Social life sans Facebook

Look for me on Facebook (like you haven’t already). No luck?

That’s because I don’t have one. I did for a hot second when I graduated high school, but by the time I had started college I had already deleted it. Now as a junior I don’t feel like I’ve missed anything by not having one.

This annoys people. If I had a dollar for every time someone told me to make one or that they would make one for me, I could buy some serious state-of-the-art noise-canceling headphones.

First off, I don’t want pictures of myself floating around on the Internet. Everyone Facebook-stalks everyone else, and I’d really like to not be a part of that. It’s weird and creepy to see people go through other people’s pictures.

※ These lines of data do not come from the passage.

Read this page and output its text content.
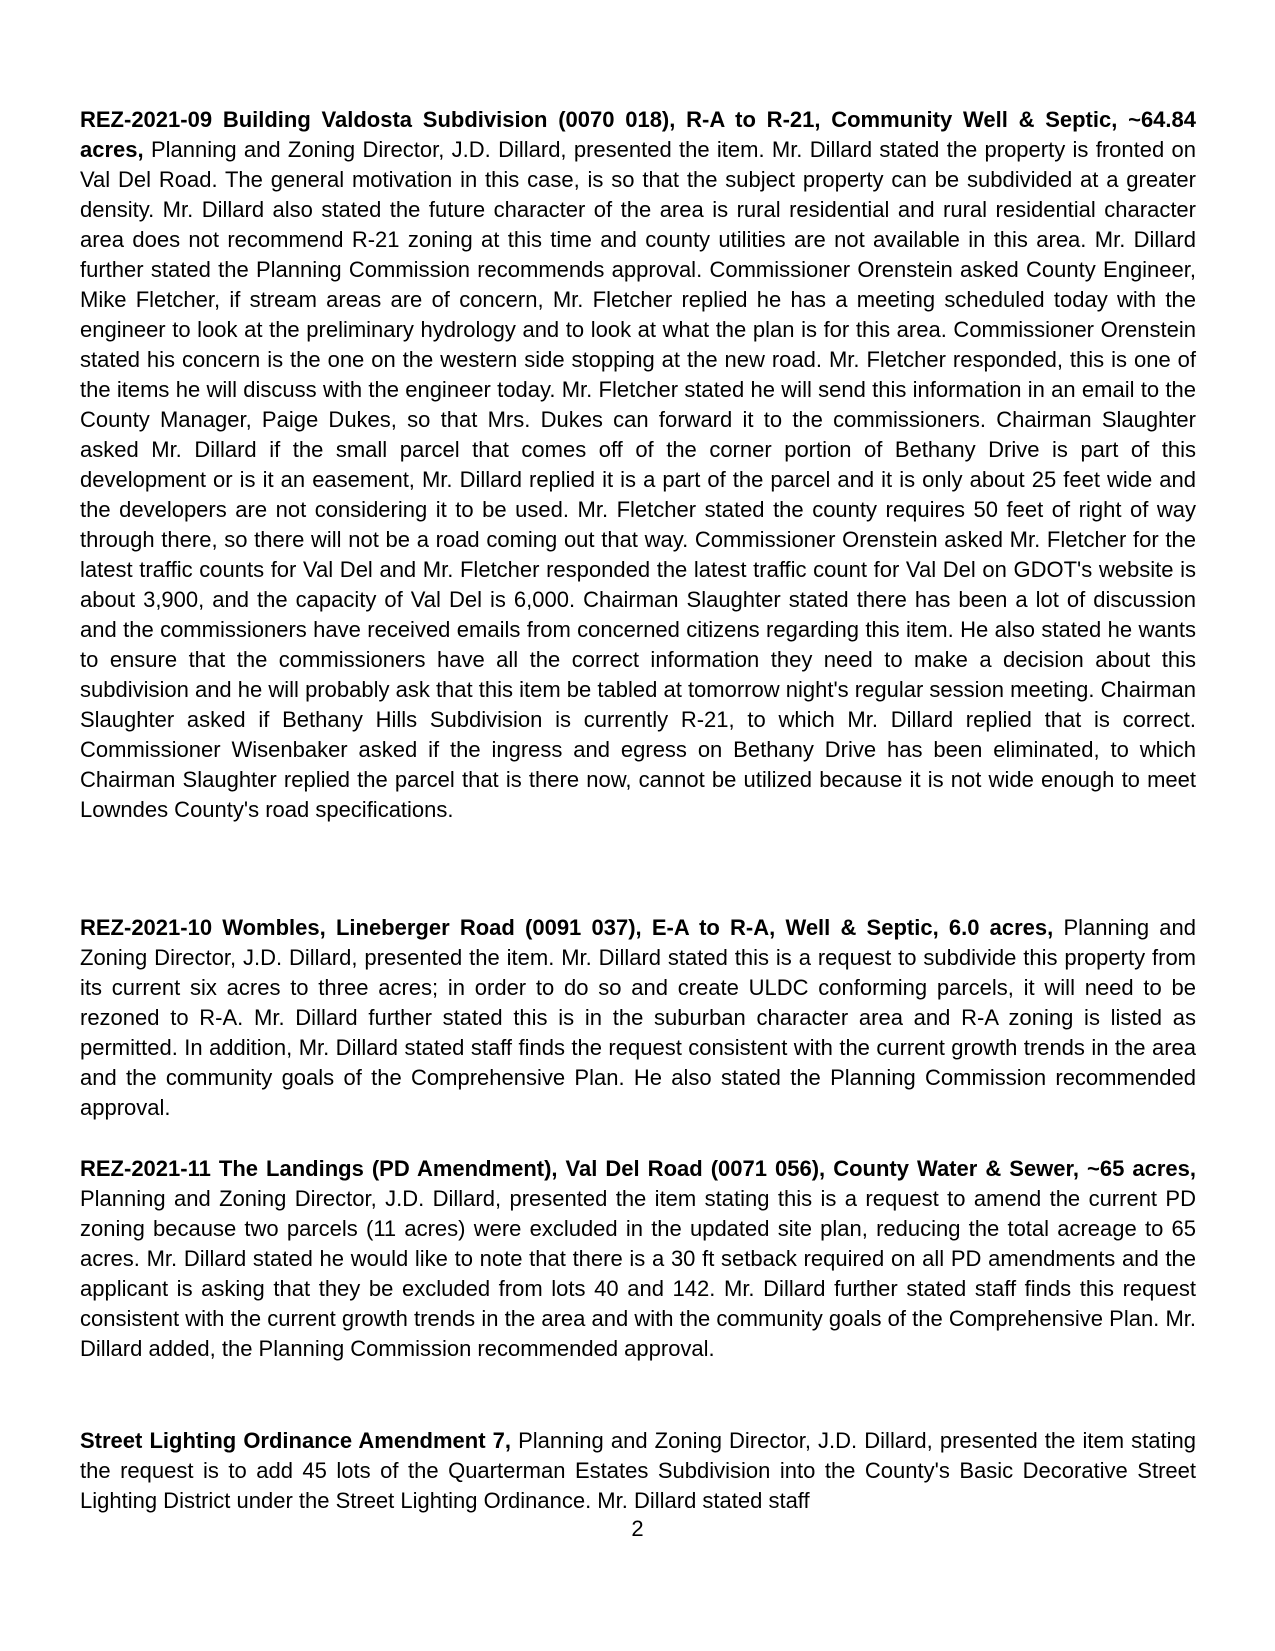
REZ-2021-09 Building Valdosta Subdivision (0070 018), R-A to R-21, Community Well & Septic, ~64.84 acres, Planning and Zoning Director, J.D. Dillard, presented the item. Mr. Dillard stated the property is fronted on Val Del Road. The general motivation in this case, is so that the subject property can be subdivided at a greater density. Mr. Dillard also stated the future character of the area is rural residential and rural residential character area does not recommend R-21 zoning at this time and county utilities are not available in this area. Mr. Dillard further stated the Planning Commission recommends approval. Commissioner Orenstein asked County Engineer, Mike Fletcher, if stream areas are of concern, Mr. Fletcher replied he has a meeting scheduled today with the engineer to look at the preliminary hydrology and to look at what the plan is for this area. Commissioner Orenstein stated his concern is the one on the western side stopping at the new road. Mr. Fletcher responded, this is one of the items he will discuss with the engineer today. Mr. Fletcher stated he will send this information in an email to the County Manager, Paige Dukes, so that Mrs. Dukes can forward it to the commissioners. Chairman Slaughter asked Mr. Dillard if the small parcel that comes off of the corner portion of Bethany Drive is part of this development or is it an easement, Mr. Dillard replied it is a part of the parcel and it is only about 25 feet wide and the developers are not considering it to be used. Mr. Fletcher stated the county requires 50 feet of right of way through there, so there will not be a road coming out that way. Commissioner Orenstein asked Mr. Fletcher for the latest traffic counts for Val Del and Mr. Fletcher responded the latest traffic count for Val Del on GDOT's website is about 3,900, and the capacity of Val Del is 6,000. Chairman Slaughter stated there has been a lot of discussion and the commissioners have received emails from concerned citizens regarding this item. He also stated he wants to ensure that the commissioners have all the correct information they need to make a decision about this subdivision and he will probably ask that this item be tabled at tomorrow night's regular session meeting. Chairman Slaughter asked if Bethany Hills Subdivision is currently R-21, to which Mr. Dillard replied that is correct. Commissioner Wisenbaker asked if the ingress and egress on Bethany Drive has been eliminated, to which Chairman Slaughter replied the parcel that is there now, cannot be utilized because it is not wide enough to meet Lowndes County's road specifications.

REZ-2021-10 Wombles, Lineberger Road (0091 037), E-A to R-A, Well & Septic, 6.0 acres, Planning and Zoning Director, J.D. Dillard, presented the item. Mr. Dillard stated this is a request to subdivide this property from its current six acres to three acres; in order to do so and create ULDC conforming parcels, it will need to be rezoned to R-A. Mr. Dillard further stated this is in the suburban character area and R-A zoning is listed as permitted. In addition, Mr. Dillard stated staff finds the request consistent with the current growth trends in the area and the community goals of the Comprehensive Plan. He also stated the Planning Commission recommended approval.

REZ-2021-11 The Landings (PD Amendment), Val Del Road (0071 056), County Water & Sewer, ~65 acres, Planning and Zoning Director, J.D. Dillard, presented the item stating this is a request to amend the current PD zoning because two parcels (11 acres) were excluded in the updated site plan, reducing the total acreage to 65 acres. Mr. Dillard stated he would like to note that there is a 30 ft setback required on all PD amendments and the applicant is asking that they be excluded from lots 40 and 142. Mr. Dillard further stated staff finds this request consistent with the current growth trends in the area and with the community goals of the Comprehensive Plan. Mr. Dillard added, the Planning Commission recommended approval.

Street Lighting Ordinance Amendment 7, Planning and Zoning Director, J.D. Dillard, presented the item stating the request is to add 45 lots of the Quarterman Estates Subdivision into the County's Basic Decorative Street Lighting District under the Street Lighting Ordinance. Mr. Dillard stated staff

2
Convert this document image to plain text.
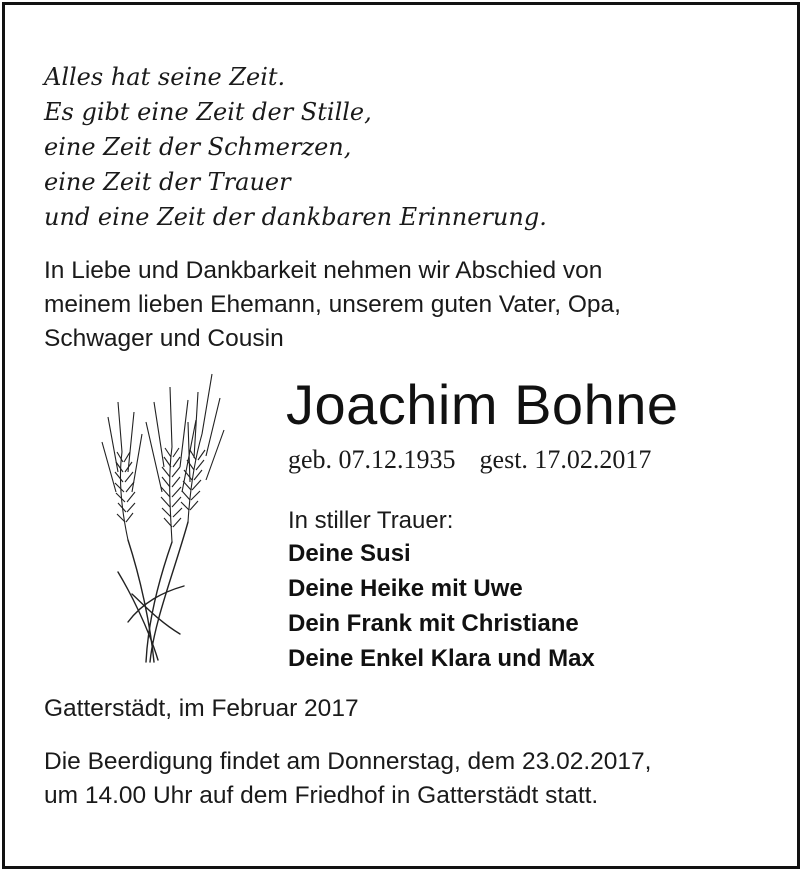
Alles hat seine Zeit.
Es gibt eine Zeit der Stille,
eine Zeit der Schmerzen,
eine Zeit der Trauer
und eine Zeit der dankbaren Erinnerung.
In Liebe und Dankbarkeit nehmen wir Abschied von
meinem lieben Ehemann, unserem guten Vater, Opa,
Schwager und Cousin
Joachim Bohne
geb. 07.12.1935 gest. 17.02.2017
In stiller Trauer:
Deine Susi
Deine Heike mit Uwe
Dein Frank mit Christiane
Deine Enkel Klara und Max
Gatterstädt, im Februar 2017
Die Beerdigung findet am Donnerstag, dem 23.02.2017,
um 14.00 Uhr auf dem Friedhof in Gatterstädt statt.
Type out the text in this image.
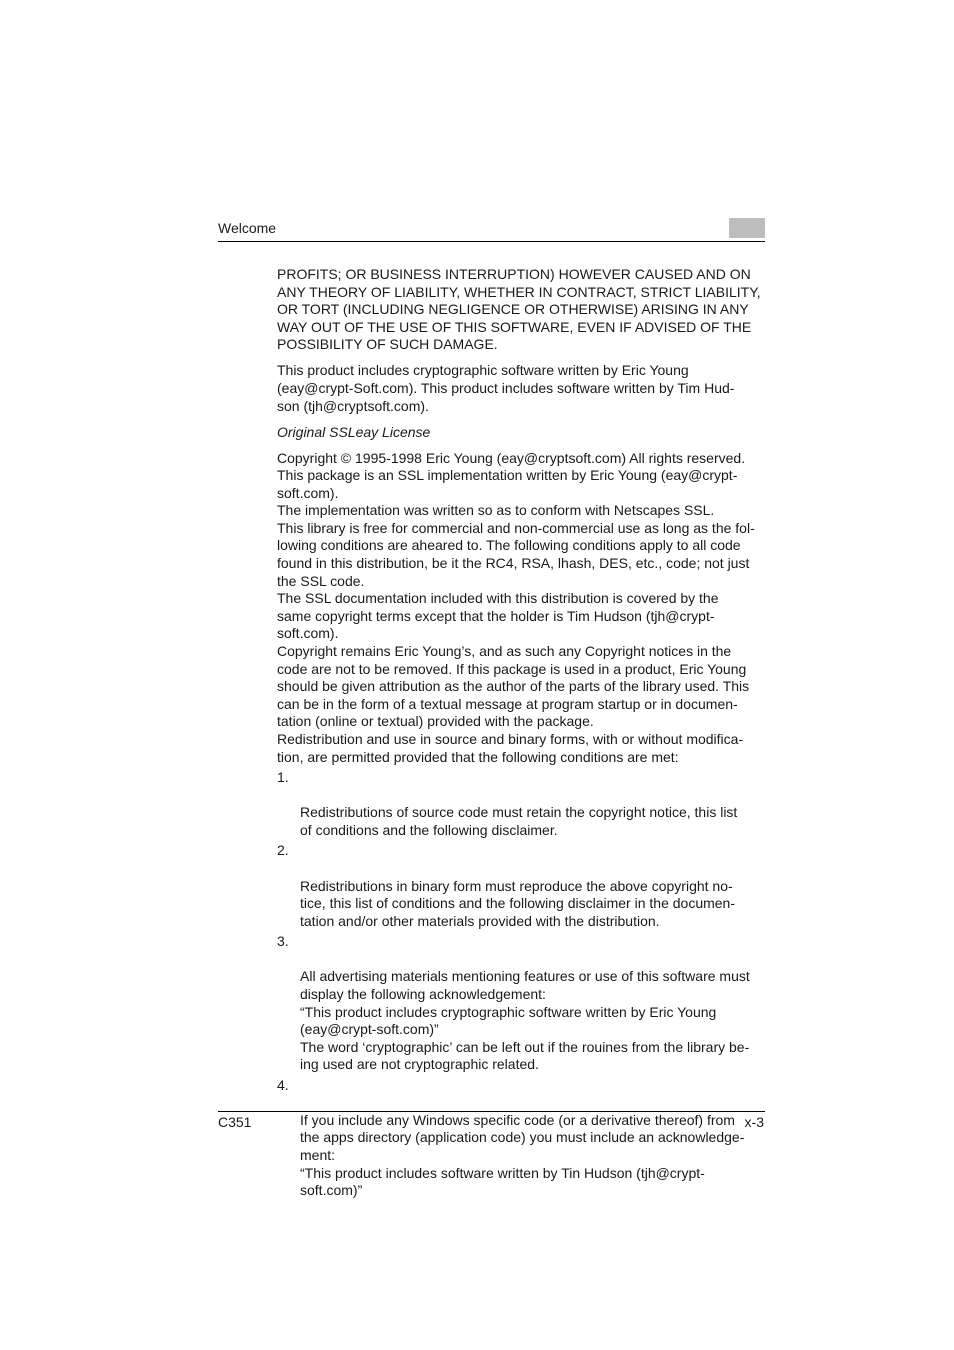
Welcome

PROFITS; OR BUSINESS INTERRUPTION) HOWEVER CAUSED AND ON
ANY THEORY OF LIABILITY, WHETHER IN CONTRACT, STRICT LIABILITY,
OR TORT (INCLUDING NEGLIGENCE OR OTHERWISE) ARISING IN ANY
WAY OUT OF THE USE OF THIS SOFTWARE, EVEN IF ADVISED OF THE
POSSIBILITY OF SUCH DAMAGE.

This product includes cryptographic software written by Eric Young
(eay@crypt-Soft.com). This product includes software written by Tim Hud-
son (tjh@cryptsoft.com).

Original SSLeay License

Copyright © 1995-1998 Eric Young (eay@cryptsoft.com) All rights reserved.
This package is an SSL implementation written by Eric Young (eay@crypt-
soft.com).
The implementation was written so as to conform with Netscapes SSL.
This library is free for commercial and non-commercial use as long as the fol-
lowing conditions are aheared to. The following conditions apply to all code
found in this distribution, be it the RC4, RSA, lhash, DES, etc., code; not just
the SSL code.
The SSL documentation included with this distribution is covered by the
same copyright terms except that the holder is Tim Hudson (tjh@crypt-
soft.com).
Copyright remains Eric Young’s, and as such any Copyright notices in the
code are not to be removed. If this package is used in a product, Eric Young
should be given attribution as the author of the parts of the library used. This
can be in the form of a textual message at program startup or in documen-
tation (online or textual) provided with the package.
Redistribution and use in source and binary forms, with or without modifica-
tion, are permitted provided that the following conditions are met:

1.

Redistributions of source code must retain the copyright notice, this list
of conditions and the following disclaimer.

2.

Redistributions in binary form must reproduce the above copyright no-
tice, this list of conditions and the following disclaimer in the documen-
tation and/or other materials provided with the distribution.

3.

All advertising materials mentioning features or use of this software must
display the following acknowledgement:
“This product includes cryptographic software written by Eric Young
(eay@crypt-soft.com)”
The word ‘cryptographic’ can be left out if the rouines from the library be-
ing used are not cryptographic related.

4.

If you include any Windows specific code (or a derivative thereof) from
the apps directory (application code) you must include an acknowledge-
ment:
“This product includes software written by Tin Hudson (tjh@crypt-
soft.com)”

C351	x-3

When people are on Facebook in class, I like to watch how long people look at certain pictures and what kinds of people they’re looking at.

How awkward would it be to be there when some person you don’t really know is going through all your pictures? Or worse, while they’re sitting in the front row of a crowded classroom where everyone behind them can see?

Then there’s the matter of revealing your interests, hobbies, musical and cinematic tastes, major and other personal information. I’d rather people get to know me by spending time with me rather than skimming some Web site for information. I don’t want someone to ask me if I like bands they already know I like or if I’ve seen movies I’ve listed as favorites. That’s cheating.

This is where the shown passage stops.